Solving the case of Ideation



Today the GamFed community was visiting Sherlock Holmes, yes, the guy who always smokes a pipe and has a seriously weird taste in hats.

Set yourself in the mood of a cute little british beach town. We’re sitting inside a traditional brick house, on a wooden chair, soft rain is tapping on the window and the crackling of the fireplace make up a scenery like it could have been hundreds of years ago.

What has that to do with Ideation, you ask yourself. I answer: “Everything!”



“In my opinion, ideation starts with the mindset,” I say.

Imagination is the key, and you need the right mindset to be able to be truly imaginative. You don’t need to generate ideas at the touch of a button, you are generating ideas all the time.

For that, you need an open growth mindset. Embrace challenges and obstacles, see your effort as a path to mastery, learn from criticism and get inspired by the success of others.

Sherlock Holmes had a vision, a goal, something that filled his life with curiosity. He had the right mindset to solve the riddles in the world, and our work should just be like that, solving a case.

Sherlock Holmes was telling us about his adventures, and how we first met him, in an old musty tavern, about five miles from here. If we wouldn’t have been going out of our comfort zone, we would have never met him and you wouldn’t be able to read this article. Travel, explore, find new places, learn and meet new people. Instead of staying at a 5 star hotel, stay at an Airbnb and try to absorb the city and experience as much as possible.



Sherlock is the master of all research, he has it all, magnifying glasses, brain, hat… and he was up to date.

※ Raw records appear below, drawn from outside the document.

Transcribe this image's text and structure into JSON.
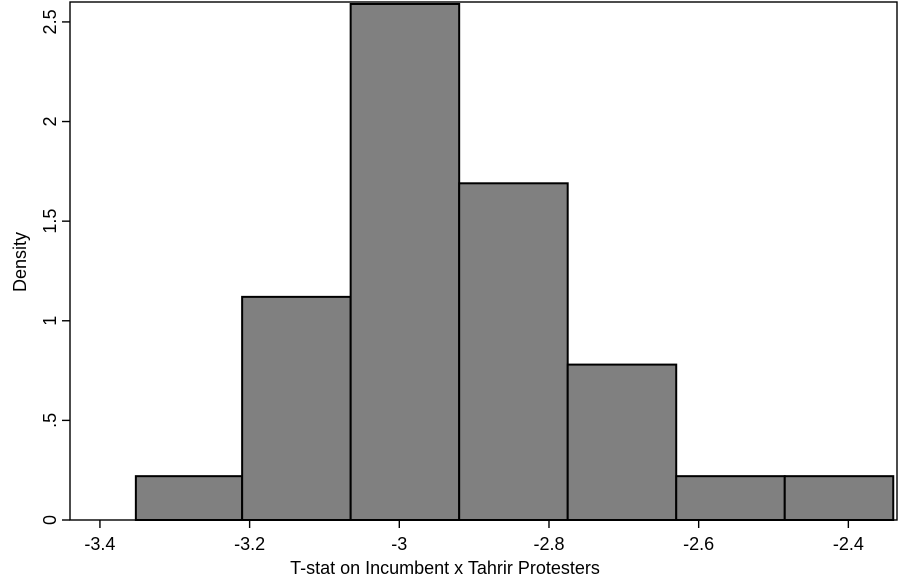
{
  "chart_data": {
    "type": "bar",
    "subtype": "histogram",
    "title": "",
    "xlabel": "T-stat on Incumbent x Tahrir Protesters",
    "ylabel": "Density",
    "xlim": [
      -3.44,
      -2.335
    ],
    "ylim": [
      0,
      2.6
    ],
    "grid": false,
    "legend": "none",
    "bar_color": "#808080",
    "bar_edge_color": "#000000",
    "bins": [
      {
        "x0": -3.352,
        "x1": -3.21,
        "density": 0.22
      },
      {
        "x0": -3.21,
        "x1": -3.065,
        "density": 1.12
      },
      {
        "x0": -3.065,
        "x1": -2.92,
        "density": 2.59
      },
      {
        "x0": -2.92,
        "x1": -2.775,
        "density": 1.69
      },
      {
        "x0": -2.775,
        "x1": -2.63,
        "density": 0.78
      },
      {
        "x0": -2.63,
        "x1": -2.485,
        "density": 0.22
      },
      {
        "x0": -2.485,
        "x1": -2.34,
        "density": 0.22
      }
    ],
    "x_ticks": [
      {
        "value": -3.4,
        "label": "-3.4"
      },
      {
        "value": -3.2,
        "label": "-3.2"
      },
      {
        "value": -3.0,
        "label": "-3"
      },
      {
        "value": -2.8,
        "label": "-2.8"
      },
      {
        "value": -2.6,
        "label": "-2.6"
      },
      {
        "value": -2.4,
        "label": "-2.4"
      }
    ],
    "y_ticks": [
      {
        "value": 0,
        "label": "0"
      },
      {
        "value": 0.5,
        "label": ".5"
      },
      {
        "value": 1,
        "label": "1"
      },
      {
        "value": 1.5,
        "label": "1.5"
      },
      {
        "value": 2,
        "label": "2"
      },
      {
        "value": 2.5,
        "label": "2.5"
      }
    ]
  }
}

“There are two main aspects to my ideation process. The first is more general, I am constantly reading up on new business ideas and new business tech and I like to explore connections between them to come up with new ideas. The second is more specific to the gamification process,” Pete mentions.

Constantly read up on new business ideas and technology and explore connections between them to come up with new ideas.

“But how much inspiration do you take from playing actual games?”, asks Gustavo.

You might ask yourself.

You might have a busy job and not a lot of free time, but playing small indie games, researching apps, mobile games or watch some Game reviews on youtube can help you analyse why you like it and why you don’t like others. It might gets you closer to answer the burning question – what does it make fun?

“Another way is researching bad games and see why they failed!”, Vasilis mentions.

“Sometimes we can learn much more from failure than success.”

Also look at successful games that you don’t like, (maybe you don’t like Monopoly), see what elements don’t appeal to you and how you could change them.

Don’t copy what others in your field do. Look at other practices, reflect on their inspiration behind why they do things and adapt it to your specific context.

“These guys can copy Sherlock’s hat and magnifying glasses, but they can’t copy his inspiration,” Joshua says, while taking a sip of his light amber coloured ale.




Sherlock asks himself, who could have been the suspect? Where do they go to and what do they like?

Learn more about the Player types involved. What personality do they have, how would they interact with your idea and what is their background?

Gustavo takes a deep breath looking towards the group:

“Start considering the player’s goals and challenges in the system,” he says in a calm but powerful way. “Look into the activities that the user already does in the system. Examine the different game mechanics, ask if each mechanic would fit into that system and how it could be used to motivate the users.”

To be sure you’re creating an engaging experience for all user types and stages, you can use Hexad and the Octalysis frameworks to look at the game elements. Depending on what the project is, you can also use Sebastian Deterding’s deck of lenses to think about the motivational aspects of the system. This sometimes makes it easier to generate ideas rather than looking at the game elements directly.



“One of my golden tips would be: don’t settle on the first idea that comes to mind.” Michiel explains waving his arms in excitement.

Sherlock’s cases are never solved with the first suspicion and the same thing counts for ideas.

Always keep the objective in mind – what case do you want to solve?

Generate as many ideas as possible and then decide which ones are solving the case the best way.

But when is an idea a good idea and how do we decide?



“According to Vitruvius, good design exhibits three qualities: firmitas, utilitas, venustas (solid, useful, beautiful) !”, Michiel responds.

View your ideas from your target’s angle. Which ideas would they like and why. Also keep in mind that there might be cultural differences. Sherlock might have a different view on what’s solid, useful and beautiful than someone from China. Having a team with diverse background will help you understand how to create a design that meets the situation’s needs.

The next time you try to solve your Gamification case, wander up the coast to find that cute little beach town and knock on the heavy, dark wooden door. Sherlock might still be waiting to find the solution you were looking for.